Voglio fare un paragone storico. C'era un uomo chiamato Augusto Sandino. Durante la guerra contro l'invasione nordamericana la situazione stava diventando molto dura. Molti dei suoi uomini erano ormai stanchi, sfiniti. Durante una riunione in un posto che si chiamava El Jicaro, vicino a Jalapa nella Segovia, Sandino disse ai suoi uomini che chi non se la sentiva più di continuare poteva andarsene, ma che lui sarebbe rimasto a morire in guerra con quelli che restavano. Rimasero solo in 29, ma dopo otto giorni circa 8 mila uomini erano già tornati e a questi se ne erano aggiunti altri 8 mila. Si erano resi conto che a casa stavano perdendo il loro tempo e spero che a nessuno di voi succeda la stessa cosa.
La rottura delle negoziazioni non cambia nessuno dei nostri obiettivi. Sapevamo già le intenzioni di questo governo.
Oltre a questo ci siamo resi conto di un'altra manovra che è stata messa in moto dal "gruppo dei sette" (legati a Walter Gutierrez). Si sono presentati oggi con più gente, molta della quale non c'entrava nulla con la riunione e quindi abbiamo imposto la condizione storica che nelle negoziazioni accettiamo solo la gente che ha firmato gli Accordi del Raizòn.
Abbiamo convinto la ministra ad accettare questa posizione, ma lei ha cercato di darci un colpo mortale buttando fuori i nostri alleati che è la società civile che ci sta appoggiando dall'inizio.
Se avessimo permesso questo sarebbe stato un colpo durissimo perché i nostri alleati sono i garanti a livello nazionale ed internazionale di quello che firmeremo alla fine di queste negoziazioni. Per questo motivo ci siamo alzati e siamo usciti.
Nei prossimi giorni la ministra ci chiamerà sicuramente perché per il governo il problema siamo noi e non il gruppo dei sette. Siamo qui a Managua e siamo la forza determinante in questo momento.
Ci sono già una serie di attività previste e cominceremo ad attuarle a partire da domani.
Varie organizzazioni porteranno il loro appoggio a questa lotta, come la UNAN di Leòn e Managua, i compagni e le compagne di Matagalpa che verranno a manifestare contro il CAFTA e che si uniranno alla nostra lotta e sabato si terrà un concerto con vari gruppi che ci porteranno la loro solidarietà.
Voglio concludere dicendo che ora sta alla coscienza di ognuno di voi decidere che cosa fare, se restare a lottare o abbandonare questa trincea.
Non ci prenderemo responsabilità su questo. Pratichiamo la democrazia ed accetteremo la decisione che prenderete in questa grande assemblea, perché è la cosa più bella che possiamo fare.

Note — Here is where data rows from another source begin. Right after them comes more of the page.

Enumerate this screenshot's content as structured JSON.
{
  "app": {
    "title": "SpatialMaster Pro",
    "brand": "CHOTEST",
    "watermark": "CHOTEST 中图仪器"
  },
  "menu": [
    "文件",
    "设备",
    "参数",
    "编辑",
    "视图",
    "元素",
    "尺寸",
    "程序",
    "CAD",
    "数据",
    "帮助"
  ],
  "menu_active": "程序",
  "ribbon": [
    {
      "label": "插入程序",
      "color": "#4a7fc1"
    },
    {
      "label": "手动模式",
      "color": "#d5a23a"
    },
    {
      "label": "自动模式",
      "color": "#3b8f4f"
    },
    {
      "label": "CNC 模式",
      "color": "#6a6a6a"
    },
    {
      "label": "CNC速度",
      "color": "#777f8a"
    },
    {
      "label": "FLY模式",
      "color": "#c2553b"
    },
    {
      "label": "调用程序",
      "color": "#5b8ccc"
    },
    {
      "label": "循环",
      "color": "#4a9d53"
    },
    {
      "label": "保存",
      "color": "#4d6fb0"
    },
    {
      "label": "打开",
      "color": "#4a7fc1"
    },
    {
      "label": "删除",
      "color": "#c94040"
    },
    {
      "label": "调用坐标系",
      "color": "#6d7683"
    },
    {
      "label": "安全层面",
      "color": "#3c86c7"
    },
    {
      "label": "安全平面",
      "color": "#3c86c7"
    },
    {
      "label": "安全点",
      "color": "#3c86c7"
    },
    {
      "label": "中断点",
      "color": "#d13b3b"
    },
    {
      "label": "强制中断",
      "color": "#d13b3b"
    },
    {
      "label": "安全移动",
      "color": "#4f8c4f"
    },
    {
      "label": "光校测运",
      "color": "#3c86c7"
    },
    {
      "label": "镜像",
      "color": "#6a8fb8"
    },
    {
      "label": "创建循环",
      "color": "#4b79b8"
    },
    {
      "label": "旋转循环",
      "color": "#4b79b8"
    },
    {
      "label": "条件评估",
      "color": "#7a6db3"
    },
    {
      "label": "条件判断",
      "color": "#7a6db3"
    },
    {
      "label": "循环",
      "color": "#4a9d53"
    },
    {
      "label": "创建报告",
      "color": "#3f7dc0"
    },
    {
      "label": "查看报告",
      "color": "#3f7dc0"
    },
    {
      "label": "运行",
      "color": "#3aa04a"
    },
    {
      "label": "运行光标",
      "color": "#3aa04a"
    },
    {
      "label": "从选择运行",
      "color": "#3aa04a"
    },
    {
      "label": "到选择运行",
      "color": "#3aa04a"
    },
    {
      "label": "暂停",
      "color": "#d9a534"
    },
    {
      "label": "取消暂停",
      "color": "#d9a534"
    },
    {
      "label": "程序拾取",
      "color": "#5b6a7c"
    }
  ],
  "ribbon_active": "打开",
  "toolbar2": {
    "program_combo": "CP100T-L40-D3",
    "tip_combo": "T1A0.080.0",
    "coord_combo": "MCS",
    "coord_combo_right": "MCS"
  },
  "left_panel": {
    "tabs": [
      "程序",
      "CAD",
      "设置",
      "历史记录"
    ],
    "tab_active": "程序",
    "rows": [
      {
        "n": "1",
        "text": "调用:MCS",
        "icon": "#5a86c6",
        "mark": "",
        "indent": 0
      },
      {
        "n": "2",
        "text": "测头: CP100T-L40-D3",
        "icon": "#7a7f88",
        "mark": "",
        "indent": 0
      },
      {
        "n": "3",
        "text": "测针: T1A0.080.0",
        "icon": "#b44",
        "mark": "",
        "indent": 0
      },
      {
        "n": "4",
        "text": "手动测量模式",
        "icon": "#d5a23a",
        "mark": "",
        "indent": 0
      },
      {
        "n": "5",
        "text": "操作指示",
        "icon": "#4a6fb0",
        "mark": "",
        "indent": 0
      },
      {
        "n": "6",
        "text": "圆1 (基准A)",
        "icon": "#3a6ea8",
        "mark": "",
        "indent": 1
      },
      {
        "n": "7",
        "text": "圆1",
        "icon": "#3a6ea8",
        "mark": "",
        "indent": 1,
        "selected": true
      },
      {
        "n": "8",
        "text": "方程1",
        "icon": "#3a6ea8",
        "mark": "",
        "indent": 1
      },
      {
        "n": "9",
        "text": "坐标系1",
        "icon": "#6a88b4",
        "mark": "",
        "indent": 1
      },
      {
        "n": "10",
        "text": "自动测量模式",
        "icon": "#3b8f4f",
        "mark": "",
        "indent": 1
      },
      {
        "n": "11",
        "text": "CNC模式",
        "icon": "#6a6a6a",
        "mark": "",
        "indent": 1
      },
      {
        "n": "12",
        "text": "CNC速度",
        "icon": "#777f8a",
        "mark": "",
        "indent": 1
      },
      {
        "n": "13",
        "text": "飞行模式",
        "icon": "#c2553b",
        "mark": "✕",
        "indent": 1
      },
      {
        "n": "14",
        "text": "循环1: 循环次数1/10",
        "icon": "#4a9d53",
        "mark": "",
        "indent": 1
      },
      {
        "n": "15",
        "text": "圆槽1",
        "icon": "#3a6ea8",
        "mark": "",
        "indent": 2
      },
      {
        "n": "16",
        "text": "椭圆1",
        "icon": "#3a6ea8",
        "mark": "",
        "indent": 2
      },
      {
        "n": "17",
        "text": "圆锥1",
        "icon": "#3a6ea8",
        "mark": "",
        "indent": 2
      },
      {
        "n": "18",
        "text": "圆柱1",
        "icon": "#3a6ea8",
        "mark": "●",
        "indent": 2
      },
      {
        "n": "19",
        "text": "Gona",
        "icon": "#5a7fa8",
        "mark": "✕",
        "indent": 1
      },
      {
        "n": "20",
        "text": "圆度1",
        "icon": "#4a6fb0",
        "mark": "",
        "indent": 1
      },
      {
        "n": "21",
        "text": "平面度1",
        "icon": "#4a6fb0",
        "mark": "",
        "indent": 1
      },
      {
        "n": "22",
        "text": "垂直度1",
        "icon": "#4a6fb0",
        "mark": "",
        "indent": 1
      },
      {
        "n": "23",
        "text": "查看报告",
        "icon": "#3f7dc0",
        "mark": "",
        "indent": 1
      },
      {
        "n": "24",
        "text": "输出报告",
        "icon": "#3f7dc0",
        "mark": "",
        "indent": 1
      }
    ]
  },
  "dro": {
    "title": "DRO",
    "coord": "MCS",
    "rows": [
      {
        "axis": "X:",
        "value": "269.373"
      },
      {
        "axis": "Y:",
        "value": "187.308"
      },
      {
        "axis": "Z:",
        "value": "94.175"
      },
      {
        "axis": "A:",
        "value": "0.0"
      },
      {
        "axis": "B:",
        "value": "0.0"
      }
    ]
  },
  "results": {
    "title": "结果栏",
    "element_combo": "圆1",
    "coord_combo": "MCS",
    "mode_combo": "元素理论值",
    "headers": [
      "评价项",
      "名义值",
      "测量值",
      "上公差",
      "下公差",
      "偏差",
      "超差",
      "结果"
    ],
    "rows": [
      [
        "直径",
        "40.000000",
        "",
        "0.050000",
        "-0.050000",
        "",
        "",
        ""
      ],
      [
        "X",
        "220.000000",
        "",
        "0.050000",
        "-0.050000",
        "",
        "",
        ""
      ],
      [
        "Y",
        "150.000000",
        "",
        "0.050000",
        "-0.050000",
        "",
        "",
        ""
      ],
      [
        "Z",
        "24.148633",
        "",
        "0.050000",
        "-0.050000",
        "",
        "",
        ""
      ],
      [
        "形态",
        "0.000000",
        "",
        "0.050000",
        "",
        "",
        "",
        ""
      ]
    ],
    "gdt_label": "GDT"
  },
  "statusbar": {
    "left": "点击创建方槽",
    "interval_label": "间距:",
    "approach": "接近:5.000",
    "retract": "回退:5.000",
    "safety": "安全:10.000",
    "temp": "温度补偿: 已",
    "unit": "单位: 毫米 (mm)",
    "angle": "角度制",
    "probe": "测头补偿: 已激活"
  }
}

Mettiamo quindi a votazione per vedere su chi possiamo contare nel proseguimento di questa lotta.
Valutate che questa lotta, con la situazione che si è verificata oggi, andrà molto più in là di quello che pensavamo.
Immaginate che il nostro obiettivo lo tenevamo a 4 chilometri e che ora si è allontanato a 6 chilometri. Chi di voi è disposto a camminare questi chilometri in più? Fatevi questa domanda e rispondete in base alla vostra coscienza.
Passiamo alla votazione. Alzi la mano chi vuole rimanere qui a lottare (si alzano migliaia di mani).
Continuiamo quindi fino alla fine. Grazie a tutti".

Dopo la fine dell'assemblea che ha ribadito il fermo proposito di arrivare fino in fondo a questa lotta, la gente è ritornata nelle proprie tende.
Da domani si inizieranno una serie di attività di pressione per costringere il governo a tornare al tavolo delle trattative alle condizioni che i settori in lotta hanno proposto.